Several variations in the technique of thoracoscopic plication of diaphragmatic eventration are possible and have been described. In the first report of thoracoscopic plication in literature, for control of the diaphragm, Mouroux et al., [1] used insufflation and a head up position, to keep the diaphragm down. Van Smith, Jacobs, and Burke, who published the first report of video-assisted thoracoscopy (VATS) on a baby on a ventilator, with phrenic nerve injury, used a 2 cm incision for lung retraction. [2] In 2003, Abraham from Kochi [3] and Hines from North Carolina [4] independently reported thoracoscopic plications in children. Abraham used a fan retractor to press the diaphragm down and used a single layer of interrupted silk sutures. Hines used a thin vascular clamp to draw out the peak of the eventration, under run it with sutures, and then suture the peaked cap to the lateral costophrenic recess. Sato et al., [5] reported thoracoscopic plication in the lateral decubitus position with a block under the chest to open up the rib cage.

We believe that nuances of these techniques [6],[7] can be tailored to the particular characteristics of the child with eventration. Lung handling is readily avoided by using the lateral decubitus and minimal head down tilt, without the need for single lung ventilation. Although carbon dioxide insufflation is excellent to get the diaphragm down at the start of the procedure, in the typical billowing type of congenital eventration, the intestinal clamp serves both as a retractor and tension adjuster in plicating the diaphragm, with a single row of sutures. A mini-thoracotomy allows the comfortable placing of the lateral-most diaphragmatic sutures as well as extracorporeal knotting of the interrupted sutures. Our innovative use of the feeding tube as a flexible knot pusher through the mini-thoracotomy allows bedding of the knot far into the chest and also saves suture material.

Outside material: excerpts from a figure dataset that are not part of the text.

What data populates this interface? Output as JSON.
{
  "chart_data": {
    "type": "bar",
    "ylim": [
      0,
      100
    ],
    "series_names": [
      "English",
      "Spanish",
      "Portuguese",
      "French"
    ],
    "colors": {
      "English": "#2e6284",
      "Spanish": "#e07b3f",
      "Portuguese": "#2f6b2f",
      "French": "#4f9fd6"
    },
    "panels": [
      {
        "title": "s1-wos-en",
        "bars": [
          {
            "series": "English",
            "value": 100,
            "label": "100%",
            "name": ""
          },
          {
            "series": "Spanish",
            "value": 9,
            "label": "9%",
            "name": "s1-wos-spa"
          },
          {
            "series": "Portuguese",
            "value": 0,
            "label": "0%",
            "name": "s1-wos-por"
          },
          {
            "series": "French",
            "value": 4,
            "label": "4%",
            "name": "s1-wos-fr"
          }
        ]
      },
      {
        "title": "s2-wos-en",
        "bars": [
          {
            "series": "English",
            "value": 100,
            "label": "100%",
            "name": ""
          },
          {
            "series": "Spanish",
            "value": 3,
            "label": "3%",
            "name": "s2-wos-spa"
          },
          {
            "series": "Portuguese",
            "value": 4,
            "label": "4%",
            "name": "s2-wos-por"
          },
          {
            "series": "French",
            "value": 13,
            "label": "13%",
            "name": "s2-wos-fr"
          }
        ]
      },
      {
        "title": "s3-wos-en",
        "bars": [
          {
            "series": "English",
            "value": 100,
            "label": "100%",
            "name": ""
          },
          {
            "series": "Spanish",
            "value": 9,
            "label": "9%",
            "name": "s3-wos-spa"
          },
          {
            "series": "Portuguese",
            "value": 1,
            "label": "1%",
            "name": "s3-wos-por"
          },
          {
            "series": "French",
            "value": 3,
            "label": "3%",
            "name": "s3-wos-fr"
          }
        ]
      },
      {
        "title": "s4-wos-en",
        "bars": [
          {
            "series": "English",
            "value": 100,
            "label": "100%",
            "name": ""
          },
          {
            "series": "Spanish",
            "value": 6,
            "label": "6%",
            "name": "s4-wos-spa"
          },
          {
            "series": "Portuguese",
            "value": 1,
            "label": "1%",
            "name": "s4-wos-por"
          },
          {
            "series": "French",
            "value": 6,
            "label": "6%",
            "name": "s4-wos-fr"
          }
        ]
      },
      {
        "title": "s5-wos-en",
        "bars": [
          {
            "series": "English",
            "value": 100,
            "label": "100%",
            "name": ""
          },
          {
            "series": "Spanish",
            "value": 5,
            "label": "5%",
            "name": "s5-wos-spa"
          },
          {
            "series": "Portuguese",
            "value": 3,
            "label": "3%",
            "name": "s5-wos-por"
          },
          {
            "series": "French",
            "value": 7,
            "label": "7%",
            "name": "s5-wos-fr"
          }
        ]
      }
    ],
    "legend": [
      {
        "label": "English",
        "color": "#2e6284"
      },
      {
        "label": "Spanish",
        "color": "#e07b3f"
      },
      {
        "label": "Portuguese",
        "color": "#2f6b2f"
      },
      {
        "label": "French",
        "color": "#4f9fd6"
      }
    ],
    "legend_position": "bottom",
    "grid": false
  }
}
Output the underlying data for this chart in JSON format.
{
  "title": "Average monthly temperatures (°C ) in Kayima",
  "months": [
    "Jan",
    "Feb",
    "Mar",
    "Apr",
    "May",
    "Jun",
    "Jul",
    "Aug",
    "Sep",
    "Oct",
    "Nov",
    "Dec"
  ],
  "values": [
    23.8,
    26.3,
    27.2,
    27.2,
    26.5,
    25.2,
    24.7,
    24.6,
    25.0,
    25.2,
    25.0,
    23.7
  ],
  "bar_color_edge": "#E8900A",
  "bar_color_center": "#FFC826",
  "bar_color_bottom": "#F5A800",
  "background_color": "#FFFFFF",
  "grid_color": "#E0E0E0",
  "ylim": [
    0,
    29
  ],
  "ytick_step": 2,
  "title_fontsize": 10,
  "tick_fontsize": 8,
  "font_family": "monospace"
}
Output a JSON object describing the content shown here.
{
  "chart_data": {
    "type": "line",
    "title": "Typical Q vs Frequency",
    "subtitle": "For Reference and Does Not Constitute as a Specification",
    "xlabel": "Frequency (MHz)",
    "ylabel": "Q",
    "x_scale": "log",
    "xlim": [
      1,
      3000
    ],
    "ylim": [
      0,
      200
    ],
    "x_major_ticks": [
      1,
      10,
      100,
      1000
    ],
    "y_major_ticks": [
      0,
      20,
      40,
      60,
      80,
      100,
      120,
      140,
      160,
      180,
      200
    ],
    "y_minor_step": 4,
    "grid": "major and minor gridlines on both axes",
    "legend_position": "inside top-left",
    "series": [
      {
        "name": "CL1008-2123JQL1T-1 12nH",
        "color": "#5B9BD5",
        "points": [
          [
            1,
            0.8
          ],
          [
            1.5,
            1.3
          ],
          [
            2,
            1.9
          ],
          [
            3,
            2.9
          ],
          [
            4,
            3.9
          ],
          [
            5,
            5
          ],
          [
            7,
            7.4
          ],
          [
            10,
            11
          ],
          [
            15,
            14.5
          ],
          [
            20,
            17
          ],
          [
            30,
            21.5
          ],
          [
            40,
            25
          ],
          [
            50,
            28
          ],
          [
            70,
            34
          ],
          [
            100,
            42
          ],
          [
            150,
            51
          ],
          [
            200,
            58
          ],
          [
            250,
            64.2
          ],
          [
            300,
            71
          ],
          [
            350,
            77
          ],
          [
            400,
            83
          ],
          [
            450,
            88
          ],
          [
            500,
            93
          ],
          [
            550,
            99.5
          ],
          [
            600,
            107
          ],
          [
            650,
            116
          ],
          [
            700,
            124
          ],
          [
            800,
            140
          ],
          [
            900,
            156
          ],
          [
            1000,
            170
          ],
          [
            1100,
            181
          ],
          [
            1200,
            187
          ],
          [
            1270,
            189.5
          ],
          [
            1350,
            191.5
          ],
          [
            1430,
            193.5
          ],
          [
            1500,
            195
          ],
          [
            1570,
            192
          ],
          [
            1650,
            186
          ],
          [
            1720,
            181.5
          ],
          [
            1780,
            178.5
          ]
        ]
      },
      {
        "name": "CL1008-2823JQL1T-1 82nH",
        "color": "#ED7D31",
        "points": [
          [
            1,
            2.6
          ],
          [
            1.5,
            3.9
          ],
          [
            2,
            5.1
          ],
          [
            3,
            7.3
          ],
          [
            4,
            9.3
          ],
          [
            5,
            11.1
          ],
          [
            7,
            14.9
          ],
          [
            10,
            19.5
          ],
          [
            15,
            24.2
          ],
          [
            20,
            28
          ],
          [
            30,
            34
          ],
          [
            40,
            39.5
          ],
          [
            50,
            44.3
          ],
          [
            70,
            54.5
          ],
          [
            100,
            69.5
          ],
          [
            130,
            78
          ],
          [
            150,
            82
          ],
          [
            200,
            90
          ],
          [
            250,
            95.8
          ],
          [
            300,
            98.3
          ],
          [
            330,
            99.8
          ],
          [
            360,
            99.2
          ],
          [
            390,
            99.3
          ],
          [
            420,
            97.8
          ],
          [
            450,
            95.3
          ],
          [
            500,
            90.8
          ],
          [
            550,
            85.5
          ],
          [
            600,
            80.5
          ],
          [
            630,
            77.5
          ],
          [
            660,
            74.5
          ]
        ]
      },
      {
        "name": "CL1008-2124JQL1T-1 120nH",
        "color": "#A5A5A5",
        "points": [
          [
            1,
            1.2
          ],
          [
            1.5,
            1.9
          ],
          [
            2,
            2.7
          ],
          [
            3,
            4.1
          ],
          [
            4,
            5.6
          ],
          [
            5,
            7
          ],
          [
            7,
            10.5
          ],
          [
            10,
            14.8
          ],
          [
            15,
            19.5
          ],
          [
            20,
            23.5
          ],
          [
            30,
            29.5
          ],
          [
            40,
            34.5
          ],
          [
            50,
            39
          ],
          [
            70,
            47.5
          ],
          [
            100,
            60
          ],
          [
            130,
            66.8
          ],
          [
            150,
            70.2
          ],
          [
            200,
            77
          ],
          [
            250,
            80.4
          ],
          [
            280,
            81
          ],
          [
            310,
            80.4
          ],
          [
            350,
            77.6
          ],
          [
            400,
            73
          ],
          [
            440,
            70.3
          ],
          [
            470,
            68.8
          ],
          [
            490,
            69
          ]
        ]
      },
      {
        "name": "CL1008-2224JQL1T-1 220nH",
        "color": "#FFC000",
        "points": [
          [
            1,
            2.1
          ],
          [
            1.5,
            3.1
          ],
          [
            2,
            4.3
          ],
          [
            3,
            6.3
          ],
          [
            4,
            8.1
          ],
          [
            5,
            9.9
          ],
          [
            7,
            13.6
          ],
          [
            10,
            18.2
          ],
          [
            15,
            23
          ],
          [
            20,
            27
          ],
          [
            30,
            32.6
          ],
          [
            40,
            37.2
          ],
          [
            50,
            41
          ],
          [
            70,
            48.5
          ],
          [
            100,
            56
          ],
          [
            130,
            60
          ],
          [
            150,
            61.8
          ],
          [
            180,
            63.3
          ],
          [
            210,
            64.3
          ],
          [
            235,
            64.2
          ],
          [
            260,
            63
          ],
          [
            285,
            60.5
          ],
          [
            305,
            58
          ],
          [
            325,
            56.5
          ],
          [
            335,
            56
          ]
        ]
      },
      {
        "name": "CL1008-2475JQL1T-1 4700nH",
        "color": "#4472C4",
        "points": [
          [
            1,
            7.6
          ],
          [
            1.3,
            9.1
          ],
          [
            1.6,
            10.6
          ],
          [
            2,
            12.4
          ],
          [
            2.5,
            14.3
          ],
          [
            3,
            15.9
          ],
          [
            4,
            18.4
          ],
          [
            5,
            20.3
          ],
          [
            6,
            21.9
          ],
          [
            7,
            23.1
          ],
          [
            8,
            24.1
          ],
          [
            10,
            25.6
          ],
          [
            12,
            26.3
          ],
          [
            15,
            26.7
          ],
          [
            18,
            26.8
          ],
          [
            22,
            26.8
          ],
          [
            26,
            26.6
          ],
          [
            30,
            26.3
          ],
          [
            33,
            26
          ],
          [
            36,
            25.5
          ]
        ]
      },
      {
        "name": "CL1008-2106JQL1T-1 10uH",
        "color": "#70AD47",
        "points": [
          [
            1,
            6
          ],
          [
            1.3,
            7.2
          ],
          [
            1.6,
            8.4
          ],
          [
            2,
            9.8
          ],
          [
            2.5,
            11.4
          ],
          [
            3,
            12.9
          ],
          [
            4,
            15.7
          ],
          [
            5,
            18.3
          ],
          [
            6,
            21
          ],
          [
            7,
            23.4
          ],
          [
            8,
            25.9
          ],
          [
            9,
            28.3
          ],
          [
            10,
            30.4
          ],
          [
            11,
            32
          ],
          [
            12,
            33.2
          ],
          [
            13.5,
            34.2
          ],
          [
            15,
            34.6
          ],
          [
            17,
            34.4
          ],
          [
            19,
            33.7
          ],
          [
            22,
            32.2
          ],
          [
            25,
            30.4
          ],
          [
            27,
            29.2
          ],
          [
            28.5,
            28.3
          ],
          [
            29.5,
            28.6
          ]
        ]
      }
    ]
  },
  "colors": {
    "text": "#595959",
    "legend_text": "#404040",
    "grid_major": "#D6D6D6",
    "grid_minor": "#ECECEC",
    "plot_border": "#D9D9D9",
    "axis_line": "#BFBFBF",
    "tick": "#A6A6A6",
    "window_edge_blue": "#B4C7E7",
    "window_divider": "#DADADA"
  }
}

Stopping carbon dioxide insufflation early gives a normal end-tidal CO2 throughout the surgery and in our series, allowed prompt extubation, except for the baby already on a ventilator. We have felt it appropriate to keep an 8F infant feeding tube as an intercostal drain to remove the small quantity of reactionary fluid, in the early hours after surgery.

Our innovations using an intestinal clamp to gather, retract, and tension the membranous diaphragm and use of the feeding tube as a flexible knot pusher for extracorporeal knotting are especially suited for the plication of thinned out congenital eventrations in children.


We acknowledge the contributions of Dr. Tomson D. Thomas, pediatric surgeon, and Dr. Naveen Jain, neonatologist, to the development of the technique.